Après Paramaribo en 1998 et la Havane en 1999, Cayenne a accueilli la conférence annuelle de l'Association des Historiens de la Caraïbe (AHC) du 16 au 20 avril 2000. L'AHC regroupe des historiens du bassin de la Caraïbe ainsi que des membres venant des universités et des organismes de recherche des Etats-Unis, du Canada, du Mexique, du Venezuela et du Brésil et de certaines universités de l'Union Européenne.

Les trente-deux communications présentées ont été regroupées dans cet ouvrage. Un nombre significatif de communications a été consacré aux problématiques de l'histoire de la Guyane, le pays d'accueil. Dix intervenants ont ainsi traité des questions du peuplement et de la mise en valeur coloniale de la Guyane, des réactions politiques et identitaires liées à la pratique française de l'assimilation.

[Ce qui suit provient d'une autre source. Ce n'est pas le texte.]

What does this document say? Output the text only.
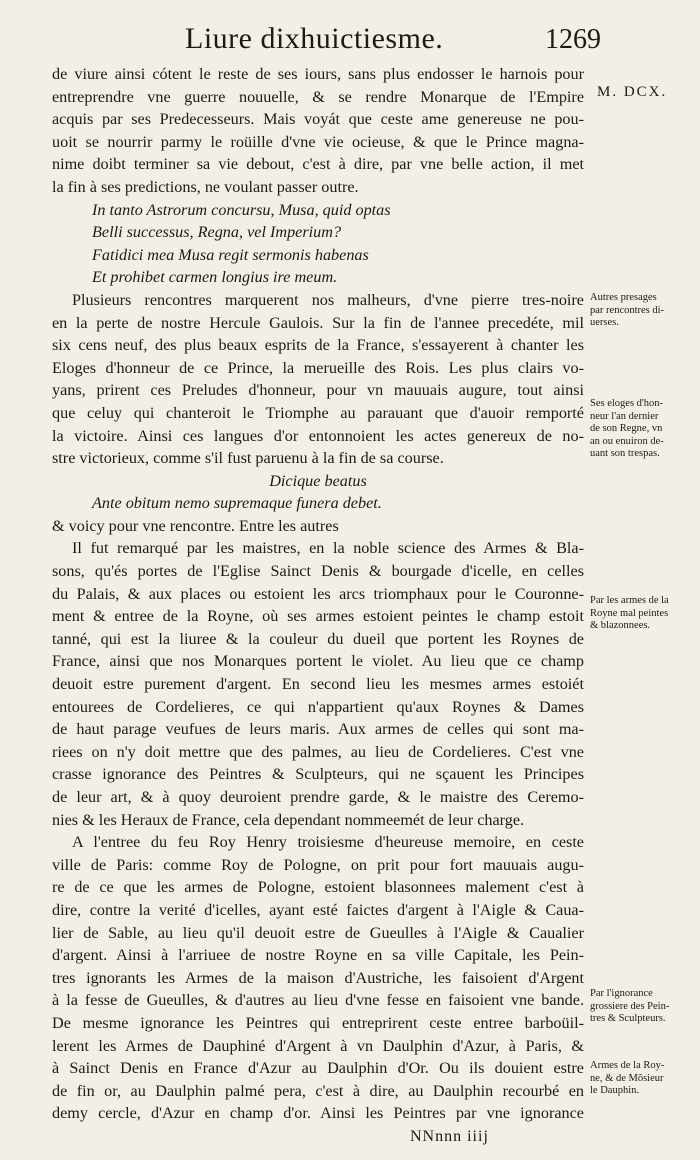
Liure dixhuictiesme.	1269
M. DCX.
de viure ainsi cótent le reste de ses iours, sans plus endosser le harnois pour
entreprendre vne guerre nouuelle, & se rendre Monarque de l'Empire
acquis par ses Predecesseurs. Mais voyát que ceste ame genereuse ne pou-
uoit se nourrir parmy le roüille d'vne vie ocieuse, & que le Prince magna-
nime doibt terminer sa vie debout, c'est à dire, par vne belle action, il met
la fin à ses predictions, ne voulant passer outre.
In tanto Astrorum concursu, Musa, quid optas
Belli successus, Regna, vel Imperium?
Fatidici mea Musa regit sermonis habenas
Et prohibet carmen longius ire meum.
Plusieurs rencontres marquerent nos malheurs, d'vne pierre tres-noire
en la perte de nostre Hercule Gaulois. Sur la fin de l'annee precedéte, mil
six cens neuf, des plus beaux esprits de la France, s'essayerent à chanter les
Eloges d'honneur de ce Prince, la merueille des Rois. Les plus clairs vo-
yans, prirent ces Preludes d'honneur, pour vn mauuais augure, tout ainsi
que celuy qui chanteroit le Triomphe au parauant que d'auoir remporté
la victoire. Ainsi ces langues d'or entonnoient les actes genereux de no-
stre victorieux, comme s'il fust paruenu à la fin de sa course.
Dicique beatus
Ante obitum nemo supremaque funera debet.
& voicy pour vne rencontre. Entre les autres
Il fut remarqué par les maistres, en la noble science des Armes & Bla-
sons, qu'és portes de l'Eglise Sainct Denis & bourgade d'icelle, en celles
du Palais, & aux places ou estoient les arcs triomphaux pour le Couronne-
ment & entree de la Royne, où ses armes estoient peintes le champ estoit
tanné, qui est la liuree & la couleur du dueil que portent les Roynes de
France, ainsi que nos Monarques portent le violet. Au lieu que ce champ
deuoit estre purement d'argent. En second lieu les mesmes armes estoiét
entourees de Cordelieres, ce qui n'appartient qu'aux Roynes & Dames
de haut parage veufues de leurs maris. Aux armes de celles qui sont ma-
riees on n'y doit mettre que des palmes, au lieu de Cordelieres. C'est vne
crasse ignorance des Peintres & Sculpteurs, qui ne sçauent les Principes
de leur art, & à quoy deuroient prendre garde, & le maistre des Ceremo-
nies & les Heraux de France, cela dependant nommeemét de leur charge.
A l'entree du feu Roy Henry troisiesme d'heureuse memoire, en ceste
ville de Paris: comme Roy de Pologne, on prit pour fort mauuais augu-
re de ce que les armes de Pologne, estoient blasonnees malement c'est à
dire, contre la verité d'icelles, ayant esté faictes d'argent à l'Aigle & Caua-
lier de Sable, au lieu qu'il deuoit estre de Gueulles à l'Aigle & Caualier
d'argent. Ainsi à l'arriuee de nostre Royne en sa ville Capitale, les Pein-
tres ignorants les Armes de la maison d'Austriche, les faisoient d'Argent
à la fesse de Gueulles, & d'autres au lieu d'vne fesse en faisoient vne bande.
De mesme ignorance les Peintres qui entreprirent ceste entree barboüil-
lerent les Armes de Dauphiné d'Argent à vn Daulphin d'Azur, à Paris, &
à Sainct Denis en France d'Azur au Daulphin d'Or. Ou ils douient estre
de fin or, au Daulphin palmé pera, c'est à dire, au Daulphin recourbé en
demy cercle, d'Azur en champ d'or. Ainsi les Peintres par vne ignorance
Autres presages
par rencontres di-
uerses.
Ses eloges d'hon-
neur l'an dernier
de son Regne, vn
an ou enuiron de-
uant son trespas.
Par les armes de la
Royne mal peintes
& blazonnees.
Par l'ignorance
grossiere des Pein-
tres & Sculpteurs.
Armes de la Roy-
ne, & de Mõsieur
le Dauphin.
NNnnn iiij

Les questions abordées par ailleurs ont été rassemblées, dans les langues des intervenants, autour des thèmes suivants : criminalité et châtiments dans la Caraïbe ; la question de la nationalité aux Antilles françaises ; le traitement de l'environnement ; la Caraïbe vue du Mexique ; relations internationales et historiographie ; migrations transatlantiques et questions identitaires dans la Caraïbe britannique ; division sexuelle du travail et représentation de la sexualité.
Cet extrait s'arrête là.